6. The recording device you currently have selected on the Audio I/O tab of Preferences only has one input source, and so there is no choice that can be made. Many USB and Firewire Input/Output devices fall into this category.
So, any other applications using the sound device must be disabled. Or if you are using the OSS device and aRts, you can use the wrapper provided by aRts and run $ artsdsp audacity (some users report recording issues when doing so).
If you use OSS, you need to check that /dev/dsp (the OSS device) is present. If you use ALSA, you need to get the OSS emulation for ALSA installed, unless you are using Audacity 1.3.2 which supports ALSA natively. You can launch Audacity from the command line as
$ aoss audacity
which will load OSS emulation modules for ALSA if you have them installed.

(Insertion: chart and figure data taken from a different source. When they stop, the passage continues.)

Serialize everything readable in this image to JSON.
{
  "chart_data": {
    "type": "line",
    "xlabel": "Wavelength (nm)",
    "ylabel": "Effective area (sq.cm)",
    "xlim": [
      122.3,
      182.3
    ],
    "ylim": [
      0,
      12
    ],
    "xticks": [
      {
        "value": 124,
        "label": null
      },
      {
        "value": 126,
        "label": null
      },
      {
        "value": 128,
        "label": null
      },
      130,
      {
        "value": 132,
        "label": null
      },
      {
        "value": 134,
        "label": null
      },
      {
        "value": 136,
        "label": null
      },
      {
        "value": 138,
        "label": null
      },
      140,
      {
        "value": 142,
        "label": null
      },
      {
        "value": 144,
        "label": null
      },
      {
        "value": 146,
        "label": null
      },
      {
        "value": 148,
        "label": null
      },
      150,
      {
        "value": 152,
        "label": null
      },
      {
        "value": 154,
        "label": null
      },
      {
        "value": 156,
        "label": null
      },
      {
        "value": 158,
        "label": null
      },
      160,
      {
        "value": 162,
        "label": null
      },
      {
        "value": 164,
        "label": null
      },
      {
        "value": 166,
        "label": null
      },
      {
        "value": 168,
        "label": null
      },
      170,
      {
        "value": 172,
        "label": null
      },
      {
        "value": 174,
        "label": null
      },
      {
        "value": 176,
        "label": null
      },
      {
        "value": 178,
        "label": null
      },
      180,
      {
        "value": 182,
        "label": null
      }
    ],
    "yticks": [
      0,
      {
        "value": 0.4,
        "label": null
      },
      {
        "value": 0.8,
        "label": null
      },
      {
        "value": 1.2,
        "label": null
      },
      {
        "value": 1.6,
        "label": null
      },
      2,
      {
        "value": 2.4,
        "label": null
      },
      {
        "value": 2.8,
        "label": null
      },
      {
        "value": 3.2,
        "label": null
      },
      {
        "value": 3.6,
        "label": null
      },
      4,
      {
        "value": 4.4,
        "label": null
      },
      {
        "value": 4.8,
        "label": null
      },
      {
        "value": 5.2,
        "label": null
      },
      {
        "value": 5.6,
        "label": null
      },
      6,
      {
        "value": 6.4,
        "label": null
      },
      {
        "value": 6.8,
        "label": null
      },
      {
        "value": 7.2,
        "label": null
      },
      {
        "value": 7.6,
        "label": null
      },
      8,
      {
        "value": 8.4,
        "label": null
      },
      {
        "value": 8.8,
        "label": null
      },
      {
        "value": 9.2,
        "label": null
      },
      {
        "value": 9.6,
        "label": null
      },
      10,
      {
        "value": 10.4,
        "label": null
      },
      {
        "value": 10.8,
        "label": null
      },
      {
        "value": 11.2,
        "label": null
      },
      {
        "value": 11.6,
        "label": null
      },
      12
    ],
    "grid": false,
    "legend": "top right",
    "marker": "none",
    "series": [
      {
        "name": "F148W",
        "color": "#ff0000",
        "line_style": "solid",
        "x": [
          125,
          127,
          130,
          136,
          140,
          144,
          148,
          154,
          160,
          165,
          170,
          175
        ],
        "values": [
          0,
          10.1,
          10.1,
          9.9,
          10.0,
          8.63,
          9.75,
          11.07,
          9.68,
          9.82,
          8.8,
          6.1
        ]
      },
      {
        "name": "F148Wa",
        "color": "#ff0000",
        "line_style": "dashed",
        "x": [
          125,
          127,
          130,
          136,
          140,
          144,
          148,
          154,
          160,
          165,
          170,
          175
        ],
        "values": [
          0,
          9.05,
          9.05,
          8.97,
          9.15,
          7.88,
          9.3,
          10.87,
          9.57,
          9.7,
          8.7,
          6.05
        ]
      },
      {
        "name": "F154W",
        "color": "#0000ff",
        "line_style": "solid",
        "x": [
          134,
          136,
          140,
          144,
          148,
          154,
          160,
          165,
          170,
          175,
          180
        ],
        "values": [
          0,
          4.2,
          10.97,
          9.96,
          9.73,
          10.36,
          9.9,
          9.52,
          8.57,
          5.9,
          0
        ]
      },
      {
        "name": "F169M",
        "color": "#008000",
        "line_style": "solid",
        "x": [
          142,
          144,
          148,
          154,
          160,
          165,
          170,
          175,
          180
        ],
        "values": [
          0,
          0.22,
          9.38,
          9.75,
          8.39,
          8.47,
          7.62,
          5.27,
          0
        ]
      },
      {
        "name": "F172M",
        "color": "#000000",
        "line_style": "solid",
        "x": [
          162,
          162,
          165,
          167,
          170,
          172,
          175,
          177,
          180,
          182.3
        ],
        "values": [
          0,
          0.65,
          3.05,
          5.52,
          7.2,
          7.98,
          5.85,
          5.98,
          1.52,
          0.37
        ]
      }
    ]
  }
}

On many distributions you need to add your user to the "audio" group so they have permissions to access the sound devices.
Updating the Sound Device Drivers
If your problem is not yet resolved, the sound drivers must be updated to the current version for your computer model produced by the card or motherboard manufacturer. For example, you can use Device Manager on Windows or System Profiler on a Mac to find information on your sound device drivers, then seek updated ones specific to your hardware from the internet. If you have a PCI or external soundcard you would go to the website of the soundcard manufacturer. If your sound is integrated into the motherboard, you'd try first at the website of the stated manufacturer of the sound device. Some device manufacturers such as Sigmatel and Soundmax however do not provide any support to end users, so in that case you would go to the website of the motherboard manufacturer. Use Google or Yahoo to search for the manufacturer's website.
- Extra help for Windows users
Windows users are strongly recommended to try updating their drivers via Device Manager in the first instance, before looking for drivers on the internet. To access Device Manager on Vista with its default view: click Start > Control Panel > System and Maintenance, then scroll down and click on Device Manager. With Vista "Classic View", there is a direct link to Device Manager in the Control Panel. On XP and earlier, click Start > (Settings) > Control Panel > System, click on the Hardware tab, then on the "Device Manager" button on the Device Manager panel.
Then expand "Sound, Video and Game Controllers" by clicking on the + sign, right-click on the sound device and click "update driver".
After the update (even if more recent drivers cannot be found), right-click on the device again, click Properties and then on the Driver tab to check who the current "Driver Provider" is. You don't want drivers from Microsoft - these are only low quality generic drivers, and must be replaced with drivers made by the manufacturer of your hardware. If Device Manager has updated the drivers and the Driver Provider is not Microsoft, you could see if the new drivers cure the problem. Otherwise, note the name of the Driver Provider (if it's Microsoft, note the name instead of the sound device you right-clicked over), and visit the manufacturer's website. If you have integrated motherboard sound and the Driver Provider or stated manufacturer does not offer downloads, go to the site of the motherboard manufacturer for assistance. Most will offer driver downloads. In this case you may need to know details of your motherboard. If you don't have details to hand, the CPU-Z utility should help. Always look for a driver update which is specific to your computer model and version of Windows. If you are on Windows Vista, it's essential that the drivers are specifically intended for Vista.